Further, the racino revenues have been key to a revitalization of the harness track and the standardbred industry. The harness track not only provides a large number of jobs locally, but is an important element of a larger equine industry that is a critical economic engine in New York state and particularly in Saratoga. I would expect harness racing and the larger industry to suffer with any losses in racino revenue.

Finally, Saratoga Gaming is an element of what draws people to Saratoga -- to eat at its restaurants, shop in its stores, stay in its hotels. Gambling, whether at the thoroughbred track or the racino, is a part of Saratoga's unique appeal. I would also note that the Saratoga Gaming facility has been an excellent neighbor and member of the community, providing good jobs and contributing generously to local charities.

Saratoga County voted for casino gambling. The city of Saratoga's "no" vote should not be seen as a mandate or a consensus. Inevitably, we will be asked to pay higher taxes because of declining sales tax receipts or a shortfall in other revenue, etc., etc. Just remember to consider all of this on Election Day.

Daniel Stone

Malta

Economic health of area critical to farms

The April 17 editorial, "Save Farming by Treating it as an Industry," urges Saratoga County to provide funding to the Hudson Valley Agribusiness Development Corporation (HVADC). So do we.

The American Farmland Trust helped found HVADC in 2007 to expand business opportunities for farmers in the Hudson Valley. But this editorial makes a critical mistake by suggesting that Saratoga County should choose between helping farmers make money and protecting working farms from becoming subdivisions or strip malls.

Farms require both a profitable business environment and productive land to thrive. Saratoga County should invest in both by providing funds for HVADC and permanently protecting farmland.

David Haight

Saratoga Springs

The writer is the New York state director of American Farmland Trust.

Initiative would help people raise incomes

Why are there no stories, articles or letters bemoaning work-ethic inequality, ambition inequality, skill inequality, drive-and-determination inequality?

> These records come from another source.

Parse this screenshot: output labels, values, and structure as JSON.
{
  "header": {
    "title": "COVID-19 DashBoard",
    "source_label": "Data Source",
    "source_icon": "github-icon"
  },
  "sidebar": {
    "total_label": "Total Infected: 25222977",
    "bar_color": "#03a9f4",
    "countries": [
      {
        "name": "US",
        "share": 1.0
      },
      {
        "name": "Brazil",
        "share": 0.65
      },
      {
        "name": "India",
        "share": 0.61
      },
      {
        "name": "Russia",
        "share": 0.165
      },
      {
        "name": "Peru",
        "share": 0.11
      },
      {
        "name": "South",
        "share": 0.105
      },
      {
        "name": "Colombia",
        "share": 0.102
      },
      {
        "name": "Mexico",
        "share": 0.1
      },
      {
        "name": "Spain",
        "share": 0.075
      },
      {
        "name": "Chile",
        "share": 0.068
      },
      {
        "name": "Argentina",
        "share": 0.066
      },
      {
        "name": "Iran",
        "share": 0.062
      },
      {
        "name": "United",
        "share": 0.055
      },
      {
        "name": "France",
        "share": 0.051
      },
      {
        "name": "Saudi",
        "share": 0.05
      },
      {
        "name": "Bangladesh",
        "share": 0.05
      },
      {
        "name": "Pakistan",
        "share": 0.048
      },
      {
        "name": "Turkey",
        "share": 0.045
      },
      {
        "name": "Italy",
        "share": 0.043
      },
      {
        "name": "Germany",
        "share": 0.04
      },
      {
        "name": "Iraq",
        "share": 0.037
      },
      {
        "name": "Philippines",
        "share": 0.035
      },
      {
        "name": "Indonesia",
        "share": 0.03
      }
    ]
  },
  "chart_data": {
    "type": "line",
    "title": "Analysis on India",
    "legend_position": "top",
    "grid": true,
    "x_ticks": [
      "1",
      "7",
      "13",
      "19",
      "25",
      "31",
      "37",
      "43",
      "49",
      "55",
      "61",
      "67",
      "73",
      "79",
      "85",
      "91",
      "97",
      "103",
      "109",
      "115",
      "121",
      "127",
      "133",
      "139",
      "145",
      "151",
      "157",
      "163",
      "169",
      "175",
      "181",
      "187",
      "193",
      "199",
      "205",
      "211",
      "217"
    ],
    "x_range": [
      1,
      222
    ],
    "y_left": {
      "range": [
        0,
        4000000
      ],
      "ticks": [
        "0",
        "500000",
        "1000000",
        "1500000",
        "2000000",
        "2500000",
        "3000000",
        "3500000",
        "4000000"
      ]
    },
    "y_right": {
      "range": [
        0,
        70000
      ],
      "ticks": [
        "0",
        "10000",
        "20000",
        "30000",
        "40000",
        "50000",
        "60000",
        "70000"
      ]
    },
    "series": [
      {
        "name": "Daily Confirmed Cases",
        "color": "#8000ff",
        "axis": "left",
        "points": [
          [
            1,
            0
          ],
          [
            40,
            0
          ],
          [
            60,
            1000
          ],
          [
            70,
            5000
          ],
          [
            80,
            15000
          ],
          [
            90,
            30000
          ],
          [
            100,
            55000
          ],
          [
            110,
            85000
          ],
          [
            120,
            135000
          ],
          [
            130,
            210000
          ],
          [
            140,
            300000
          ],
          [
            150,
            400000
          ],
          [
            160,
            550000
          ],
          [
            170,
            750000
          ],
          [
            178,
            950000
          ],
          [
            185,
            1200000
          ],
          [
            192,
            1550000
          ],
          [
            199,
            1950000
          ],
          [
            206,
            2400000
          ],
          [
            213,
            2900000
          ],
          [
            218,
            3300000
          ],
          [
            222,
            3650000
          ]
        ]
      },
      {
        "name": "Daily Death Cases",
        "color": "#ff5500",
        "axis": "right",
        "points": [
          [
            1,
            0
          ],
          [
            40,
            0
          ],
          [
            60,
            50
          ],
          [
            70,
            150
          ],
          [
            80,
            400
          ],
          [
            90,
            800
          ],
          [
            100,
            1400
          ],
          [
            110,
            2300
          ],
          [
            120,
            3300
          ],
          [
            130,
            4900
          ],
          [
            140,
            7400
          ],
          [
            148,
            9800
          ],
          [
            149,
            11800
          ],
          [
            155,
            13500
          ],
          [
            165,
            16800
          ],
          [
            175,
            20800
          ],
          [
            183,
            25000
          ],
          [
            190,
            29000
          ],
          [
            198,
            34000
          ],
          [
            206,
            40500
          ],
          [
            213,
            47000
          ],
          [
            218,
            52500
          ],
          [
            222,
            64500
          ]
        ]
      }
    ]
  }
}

Why is the assumption always that income inequality is the fault of those earning more? Does anyone ever look at those earning less and ask them what they are doing to better themselves? Are they taking on extra work, showing up early, staying late, taking courses, etc? Or are they barely on time, calling in sick as often as possible, just doing enough to get by?

A survey that I read some years ago listed a significant number of Fortune 500 CEO's who started out working for minimum wage at McDonald's. Did they stay there? No, they went the extra mile, learned, worked hard and bettered themselves.

In case you are wondering about me, I am an outside commission sales representative. In other words, I get up each day with only opportunity -- no guarantee of income, no paid sick time, no paid vacation time -- just the opportunity to go out and work hard, study and practice to get better, and earn every penny that comes in my check.

By the way, I'm doing OK. How about you?